Dziekan, K. I. (2003). Postsecondary inclusion through academic accommodations: Attitudes, experiences, and perceptions of college students with learning disabilities and faculty (Publication No. 3081632) [Doctoral dissertation, Syracuse University]. ProQuest Dissertations and Theses Global. https://www.proquest.com/docview/305264263
Syracuse University (Syracuse, NY); ProQuest document ID: 305264263
Students with learning disabilities and their professors’ experiences, attitudes, and perceptions toward several academic accommodations were examined. The following accommodations were discussed: extra time during examinations, accommodations that provided writing support, alternative examination formats, and tape-recorded lectures.

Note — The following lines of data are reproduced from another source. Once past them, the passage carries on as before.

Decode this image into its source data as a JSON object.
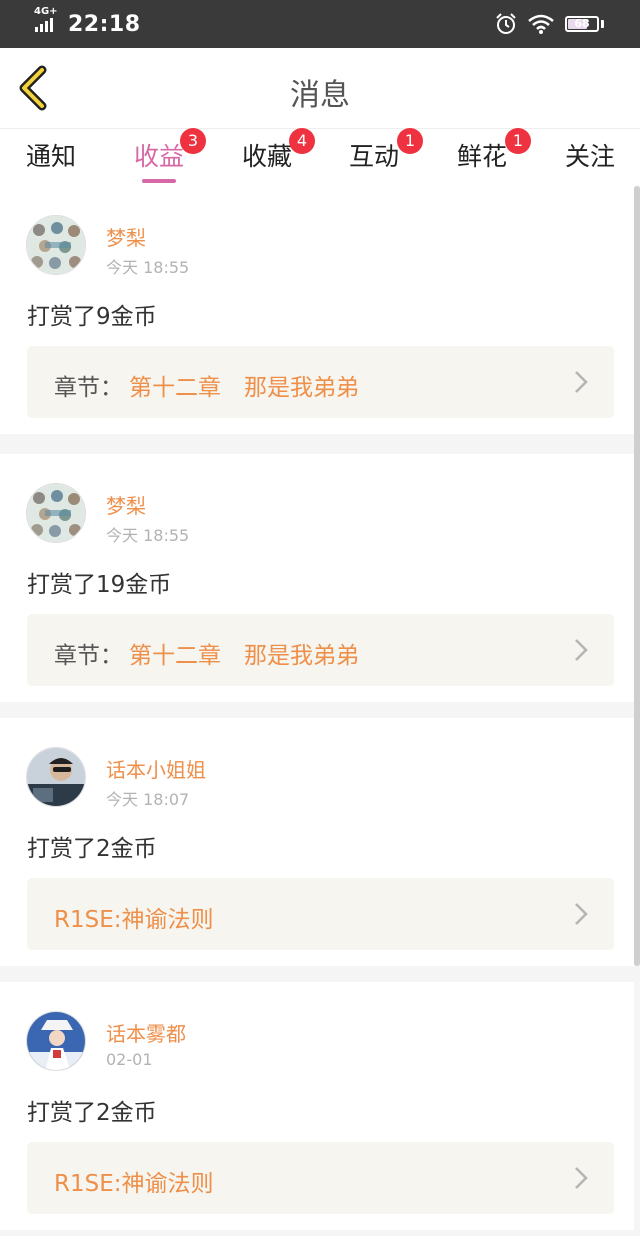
{
  "status_bar": {
    "network": "4G+",
    "time": "22:18",
    "battery": "68",
    "battery_level": 0.68
  },
  "header": {
    "title": "消息"
  },
  "tabs": [
    {
      "label": "通知",
      "badge": ""
    },
    {
      "label": "收益",
      "badge": "3"
    },
    {
      "label": "收藏",
      "badge": "4"
    },
    {
      "label": "互动",
      "badge": "1"
    },
    {
      "label": "鲜花",
      "badge": "1"
    },
    {
      "label": "关注",
      "badge": ""
    }
  ],
  "messages": [
    {
      "user": "梦梨",
      "time": "今天 18:55",
      "text": "打赏了9金币",
      "link_label": "章节：",
      "link_text": "第十二章　那是我弟弟"
    },
    {
      "user": "梦梨",
      "time": "今天 18:55",
      "text": "打赏了19金币",
      "link_label": "章节：",
      "link_text": "第十二章　那是我弟弟"
    },
    {
      "user": "话本小姐姐",
      "time": "今天 18:07",
      "text": "打赏了2金币",
      "link_label": "",
      "link_text": "R1SE:神谕法则"
    },
    {
      "user": "话本雾都",
      "time": "02-01",
      "text": "打赏了2金币",
      "link_label": "",
      "link_text": "R1SE:神谕法则"
    }
  ],
  "colors": {
    "accent": "#d768a6",
    "orange": "#ee8f4a",
    "badge": "#ef3240"
  }
}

This study was conducted at two universities -- one public and one private -- in the Northeast (U.S.) during the 1997-1998 and 1998-1999 academic years. Undergraduate college students with learning disabilities and tenured or tenure-track faculty from the two universities were asked to participate in this study via survey. The public and private universities' Office of Learning Disabilities Services served 400 and 365 students, respectively.
Feedback from respondents was divided into three categories: attitudes, experiences, and perceptions. Attitudes were measured via students' expectations of and faculty members' comfort with accommodations. Experiences were measured via the academic accommodations that students used and found helpful. Experiences were also measured by the accommodations that faculty members provided, and the level of difficulty associated with implementing them. Perceptions were analyzed via students' and faculty members' concept of academic standards.
Students reported that the most beneficial academic accommodations were extra time during exams and those that aided them with writing. Faculty members shared that they were most comfortable with accommodations that they were familiar with, that took little effort to implement, and benefited all students. Providing alternative examination formats was cited as the most difficult accommodation for faculty members to implement, while tape-recording lectures was cited as the easiest. Results showed that faculty members with more experience teaching students with disabilities were more likely to provide alternative forms of exams and homework assignments. Lastly, while students perceived writing accommodations as helping to maintain academic standards, faculty members questioned the fairness of these accommodations.